The History and Future of Calamari

nwl

Calamari was started in the summer of 2013 with the goal of creating a Ceph management platform that, while not necessary to run Ceph, would make it easier and more efficient to do so. It’s exciting to see the project open-sourced with so many eager to contribute.

The vision for Calamari is to provide 5 core ‘pillars’ of functionality or workflow:

  1. Provisioning: to allow an admin to deploy the Ceph software on an operating system.  This function is currently provided by ceph-deploy.

  2. Configuration: to enable policy and component settings to be applied to a cluster. In particular, allow the admin to define CRUSH maps.

  3. Monitoring: to ensure that critical events that require user interaction are highlighted and provide the admin with an “at a glance” view of cluster metrics and status. This pillar involves providing clear visualizations of complex data sets.

  4. Management: to enable ad-hoc changes to a running cluster, typically in response to monitoring information.

  5. Analytics: to interpret information from the cluster to help suggest actions or even to apply them automatically.

The first 1.0 version was developed by Dan Mick, Yan-Fa Li and Noah Watkins, and came out after 4 months of rapid development as part of the first release of Inktank Ceph Enterprise.  It was almost exclusively focused on monitoring. In particular, the goal was to create a simple dashboard that would allow the Ceph admin to see the most important details about the cluster and provide visualizations to aid with debugging issues. John Spray and Gregory Meno joined the team a few months later and version 1.1 shortly followed, bringing several visual and architectural improvements to the dashboard.

For the past 6 months the team has been focused on v1.2, which has brought in the first set of management features around OSD, Pool and Placement Groups as well as a major re-architecture to improve responsiveness and allow a wider set of topology options for where Calamari would sit in a network.

Lessons Learned

Along the way, we’ve learned a considerable amount about what works and doesn’t work in managing a Ceph cluster.

Visualizations

What we called the “Workbench” view was a first attempt at representing a physical topology in a way that allows sorting and filter by component status. The original implementation was limited to a fixed numbers of OSDs.  We explored alternative ways of showing the info (such as a Google Maps style scan-and-pan or a hexagon-based unit for hosts) but have not yet implemented them due to a lack of resources. Providing visualizations that scale from a few hosts to thousands of hosts is non-trivial and there is much UX best practice that we need to build on.

Opinions

While the goal of the analytics pillar was to embed the knowledge of an experienced Ceph admin into Calamari (what I used to call “Kyle Bader in a box”, in reference to DreamHost’s original Ceph admin), we discovered that even trying to provide a simple NOC-friendly dashboard on top of the monitoring functions required opinions to be embedded into the code (e.g., what PG states should be considered cause for concern). More work needs to be done to ensure we have the right data to make opinionated judgements about when the red flag should be waved, and some of this will require changes in Ceph.

API

The first version of Calamari retrieved data from the Ceph cluster via Dan’s ceph-rest-api package, which provided a simple map of the CLI to a web-based service, and was also intended to allow the community to develop tools around Ceph (and explicitly to ensure Calamari was not a lock-in).

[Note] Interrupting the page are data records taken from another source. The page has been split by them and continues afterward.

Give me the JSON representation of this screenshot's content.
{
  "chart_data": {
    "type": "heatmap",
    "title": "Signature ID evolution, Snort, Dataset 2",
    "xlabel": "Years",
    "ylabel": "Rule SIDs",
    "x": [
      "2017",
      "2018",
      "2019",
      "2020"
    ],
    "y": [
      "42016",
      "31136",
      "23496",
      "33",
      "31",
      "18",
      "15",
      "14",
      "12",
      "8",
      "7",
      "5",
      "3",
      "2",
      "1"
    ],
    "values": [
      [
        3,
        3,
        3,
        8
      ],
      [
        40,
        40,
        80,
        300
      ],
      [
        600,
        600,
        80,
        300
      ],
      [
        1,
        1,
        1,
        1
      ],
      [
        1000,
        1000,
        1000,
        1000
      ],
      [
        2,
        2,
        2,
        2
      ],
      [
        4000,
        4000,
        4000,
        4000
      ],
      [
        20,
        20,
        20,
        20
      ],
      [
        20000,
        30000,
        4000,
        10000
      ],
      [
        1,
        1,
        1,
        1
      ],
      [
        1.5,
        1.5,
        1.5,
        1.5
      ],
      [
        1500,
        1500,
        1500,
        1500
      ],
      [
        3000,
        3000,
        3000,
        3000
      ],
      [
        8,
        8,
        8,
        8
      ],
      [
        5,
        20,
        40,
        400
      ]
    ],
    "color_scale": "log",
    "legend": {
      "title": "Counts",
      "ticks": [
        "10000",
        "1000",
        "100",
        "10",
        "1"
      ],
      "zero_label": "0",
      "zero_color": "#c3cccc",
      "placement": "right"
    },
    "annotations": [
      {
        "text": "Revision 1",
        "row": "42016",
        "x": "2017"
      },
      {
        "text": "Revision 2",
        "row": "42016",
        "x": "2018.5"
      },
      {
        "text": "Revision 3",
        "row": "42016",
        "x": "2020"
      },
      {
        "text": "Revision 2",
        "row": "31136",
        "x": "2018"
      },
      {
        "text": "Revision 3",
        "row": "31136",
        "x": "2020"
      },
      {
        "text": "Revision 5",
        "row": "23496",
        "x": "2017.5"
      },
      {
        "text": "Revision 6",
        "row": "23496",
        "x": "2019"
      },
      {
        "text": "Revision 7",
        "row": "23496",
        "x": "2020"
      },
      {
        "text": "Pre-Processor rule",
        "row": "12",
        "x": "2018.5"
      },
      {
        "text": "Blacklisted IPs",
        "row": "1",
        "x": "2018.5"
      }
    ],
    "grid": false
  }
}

However, in line with the need for subjective opinion to parse multiple data sources, we realized that to allow people to easily build tools (and to provide a foundation for features like SNMP traps) it was useful to provide a higher-level interpreted API so the analysis happens before the data is transmitted. The Calamari REST API does this to allow the GUI to focus on showing data rather than crunching it. We expect the Calamari REST API to evolve into a superset of the existing monitor API.  This will ensure that both granular and interpreted data is available for people to hook into external monitoring tools, and that community efforts can focus around building and ecosystem around a single API.

The Future

Of the remaining pillars, provisioning and configuration were intended to be embedded into Calamari using existing tools like Foreman, Puppet, Salt, and similar tools.  This should be simpler than developing the features natively, but this is clearly not the only possible architecture. I’d love to see a clean interface that allows users to choose their tools but still allows Calamari to drive a coherent, integrated workflow.

I personally believe Analytics is the most interesting area to develop, particularly if a privacy respecting way can be engineered to allow Ceph users to share data with each other. Being able to see what drives fail the most frequently, what settings are optimal for particular workloads, and what hardware has the best performance would provide a wealth of raw data for individual organizations or the broader community (depending on one’s appetite for sharing).  This would allow us to develop the intelligence to automate management tasks in response to system status, pushing Calamari beyond a simple lever-driven management tool into something which further enables Ceph to deliver low-cost storage through operational efficiency.

Finally, the Inktank professional services team has expressed interest in adding a 6th pillar to Calamari, that of Performance Testing i.e embedding the common tools they used to test cluster performance so that Calamari could aggregate and store test results (also for possible sharing).

I look forward to discussing all these options and more at the upcoming developer summit being run to welcome Calamari to the Ceph developer community.